Previously you said: the same ...

If you compare JELIS with MARINE baseline (which may be closer to R-IT baseline)

What? IS MARINE closer to R-IT than ANCHOR? Are you serious?

I said it wasn't sponsored by AMRN, according to AMRN. I also believe that.

What is about chemtrail? .... UMIN000002815

Best,
G

ps.: I will explain / detail later (tom.) the 75% approach

[rdhitchcock]

Hypertension research journal on EPA vs DHA....

http://www.nature.com/hr/journal/v39/n4/abs/hr2015143a.html

Which has the stronger impact on coronary artery disease, eicosapentaenoic acid or docosahexaenoic acid?
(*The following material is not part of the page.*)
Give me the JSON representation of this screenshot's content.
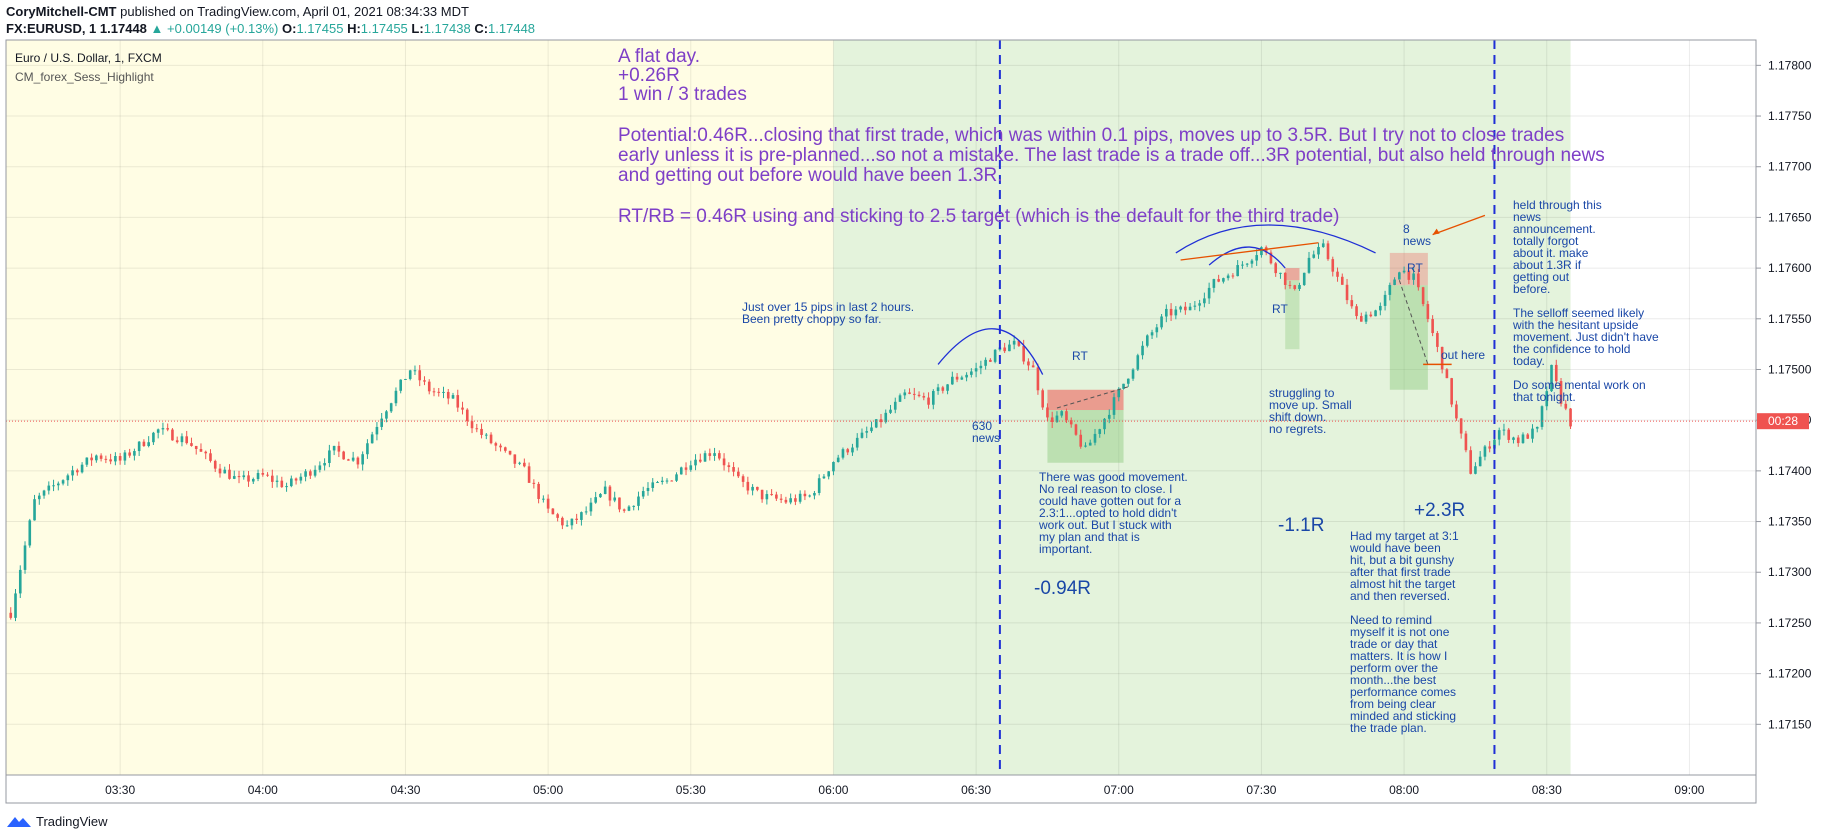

It has been suggested that n-3 polyunsaturated fatty acids, such as eicosapentaenoic acid (EPA) and docosahexaenoic acid (DHA), protect against cardiovascular diseases, and EPA/arachidonic acid (AA) and DHA/AA ratios in serum are potential risk markers for coronary artery disease (CAD). The purpose of this study was to clarify the clinical significance of the difference in the EPA/AA ratio and the DHA/AA ratio in patients with CAD. In 369 patients with confirmed or suspected CAD who underwent diagnostic coronary angiography, we measured serum levels of EPA, DHA and AA and calculated the EPA/AA and DHA/AA ratios. The EPA/AA ratio was significantly lower in patients with acute coronary syndrome (ACS) than in patients with chronic CAD or chest pain syndrome (0.27±0.19 vs. 0.44±0.20, respectively; P<0.01), whereas the DHA/AA ratio was similar in the two groups (0.78±0.27 vs. 0.79±0.37). Multiple logistic regression analyses using various biomarkers related to coronary risk discriminated ACS from other disease entities and demonstrated that the EPA/AA ratio (odds ratio: 0.0012, 95% confidence interval: 0.00–0.16, P<0.01) but not the DHA/AA ratio (odds ratio: 1.05, 95% confidence interval: 0.98–1.12) was a significant independent predictive factor. Our findings suggest that the EPA/AA ratio might be more closely associated with the pathophysiology of CAD, especially with that of ACS, than the DHA/AA ratio. Our findings suggest that interventions with EPA agents or supplemental EPA intake, compared with DHA agents or supplemental DHA, may confer greater benefit for plaque stabilization to prevent the onset of ACS in patients with CAD.